Bir sabahtan sonragenç bir kadının kafası kesilmiş ve yarı yanmış cesedi bulundu, polis vampir avcılarını tutukladı ve halk, istismarlarından dolayı ağır şekilde cezalandırılmalarını istedi. Bu tür "başarılardan" sonra, merhumun akrabaları, sevdiklerinin mezarlarının tüm girişlerini duvarlarla ördü.
Mezarlığa ilgi arttı
Zamanla histeri geçmiş gibi görünüyordu, ancak 2005'te kilise bahçesinde yaşayan kötü ruhlar hakkında tekrar konuşuldu. İskoçya'dan bir tura gelen bir çift, yerel bir çocuktan mezarlığın dehşetiyle ilgili bir hikaye duydu. Çift, bunların ziyaretçiler için icat olduğuna inanarak söze inanmadı ve rezil Highgate Mezarlığı'nı ziyaret etti ve girişte eski moda giysiler içinde yaşlı bir bayanla karşılaştı. Çifte nekropolü ziyaret etme kurallarını öğretti ve burada "vampir" kelimesini yüksek sesle söylemenin yasak olduğu konusunda uyardı.

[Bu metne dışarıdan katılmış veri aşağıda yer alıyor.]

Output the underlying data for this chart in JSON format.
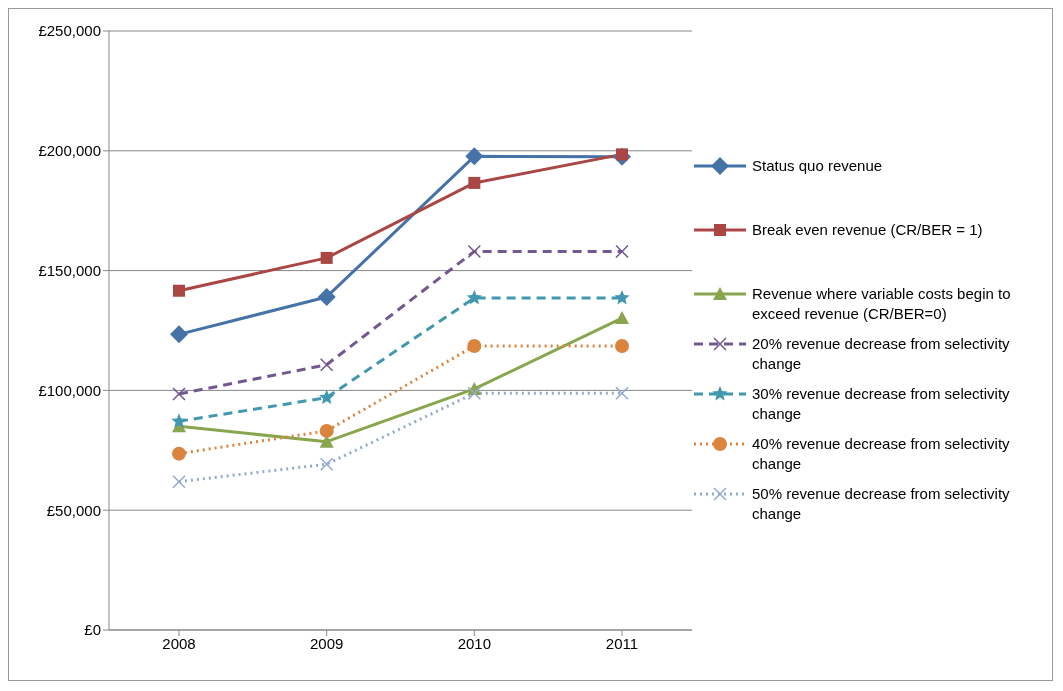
{
  "chart_data": {
    "type": "line",
    "categories": [
      "2008",
      "2009",
      "2010",
      "2011"
    ],
    "series": [
      {
        "name": "Status quo revenue",
        "color": "#4572a7",
        "marker": "diamond",
        "line_style": "solid",
        "values": [
          123400,
          139000,
          197700,
          197500
        ]
      },
      {
        "name": "Break even revenue (CR/BER = 1)",
        "color": "#aa4643",
        "marker": "square",
        "line_style": "solid",
        "values": [
          141600,
          155300,
          186600,
          198500
        ]
      },
      {
        "name": "Revenue where variable costs begin to exceed revenue (CR/BER=0)",
        "color": "#89a54e",
        "marker": "triangle",
        "line_style": "solid",
        "values": [
          85000,
          78600,
          100600,
          130200
        ]
      },
      {
        "name": "20% revenue decrease from selectivity change",
        "color": "#71588f",
        "marker": "cross",
        "line_style": "dashed",
        "values": [
          98500,
          110700,
          158000,
          158000
        ]
      },
      {
        "name": "30% revenue decrease from selectivity change",
        "color": "#4198af",
        "marker": "star",
        "line_style": "dashed",
        "values": [
          87100,
          97000,
          138600,
          138600
        ]
      },
      {
        "name": "40% revenue decrease from selectivity change",
        "color": "#db843d",
        "marker": "circle",
        "line_style": "dotted",
        "values": [
          73600,
          83100,
          118500,
          118500
        ]
      },
      {
        "name": "50% revenue decrease from selectivity change",
        "color": "#93a9cf",
        "marker": "cross",
        "line_style": "dotted",
        "values": [
          61900,
          69200,
          98800,
          98800
        ]
      }
    ],
    "ylim": [
      0,
      250000
    ],
    "yticks": [
      {
        "value": 0,
        "label": "£0"
      },
      {
        "value": 50000,
        "label": "£50,000"
      },
      {
        "value": 100000,
        "label": "£100,000"
      },
      {
        "value": 150000,
        "label": "£150,000"
      },
      {
        "value": 200000,
        "label": "£200,000"
      },
      {
        "value": 250000,
        "label": "£250,000"
      }
    ],
    "grid": "y",
    "legend": "right"
  }
}
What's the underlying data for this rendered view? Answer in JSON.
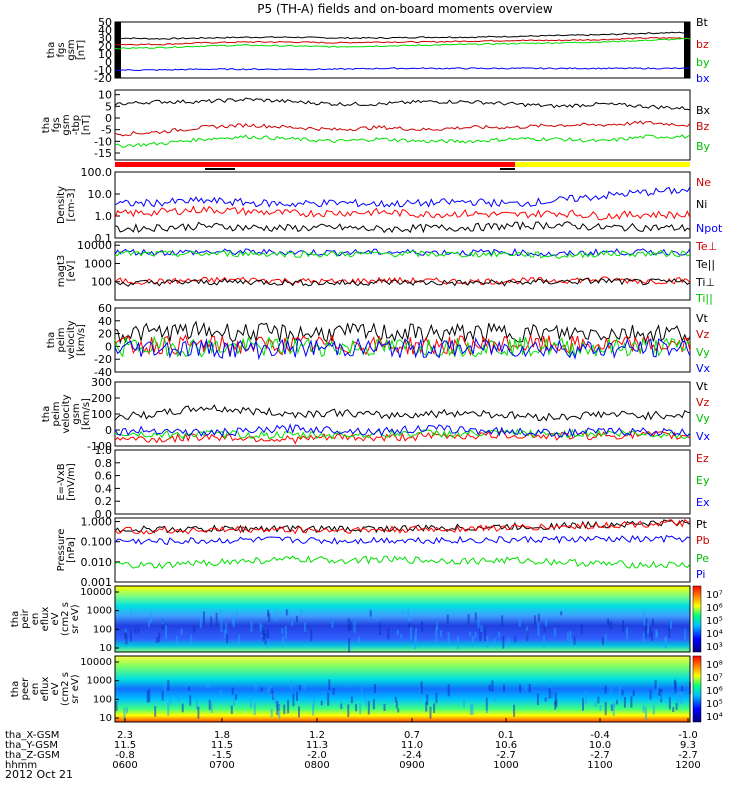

Ancak, öyle oldu ki turist yine de mezarlıkta kalma koşulunu ihlal etti ve çift birdenbire genç bir adam, bir kız ve üzgün bir yaşlı kadından oluşan garip bir üçlünün ortaya çıktığını gördü. Adam hızla ayrılan insanları bir video kameraya kaydetti ve daha sonra filmde, çerçeveye düşen yıkılmış antik kriptalar dışında hiçbir şey olmadığını keşfetti. Çift, yerel halka yolda karşılaştıkları kadını sorduğunda, kasaba halkı birkaç yıl önce ölen kilise görevlisinin tarifinden tanıdı.
Kurgu mu gerçek mi?
Hiç kimse bu hikayede neyin doğru neyin yanlış olduğunu bilmiyor ve turistlerin hikayesi gerçek gibi görünüyorkurgu. Bununla birlikte, birçok kişi kilise işçileri tarafından icat edilen ve böylece alışılmadık bir çekiciliğe olan ilgiyi körükleyen önceden belirlenmiş senaryoya inanıyor. Doğru, kimse tuhaflıkları video kasetle açıklamayı taahhüt etmez.
Ne olursa olsun, efsanevi Highgate Mezarlığı bugüne kadar İngiltere'nin başkentinin en mistik bölgelerinden biri olarak kabul ediliyor. Doğal olmayan sessizliğin hüküm sürdüğü antik nekropolün fotoğrafları, sıra dışı güzelliğini tamamen aktarıyor ve çeşitli duygular uyandırıyor. Bazıları efsanelerle dolu böyle harika bir yere girmeyi hayal ederken, diğerleri onu atlamayı tercih ediyor.
İnsan hayatının değeri ve dünyevi yaşamın kısalığına dair düşünceleri çağrıştıran, hayatın tadını hissetmek için görülmeye değer huzurlu bir köşe.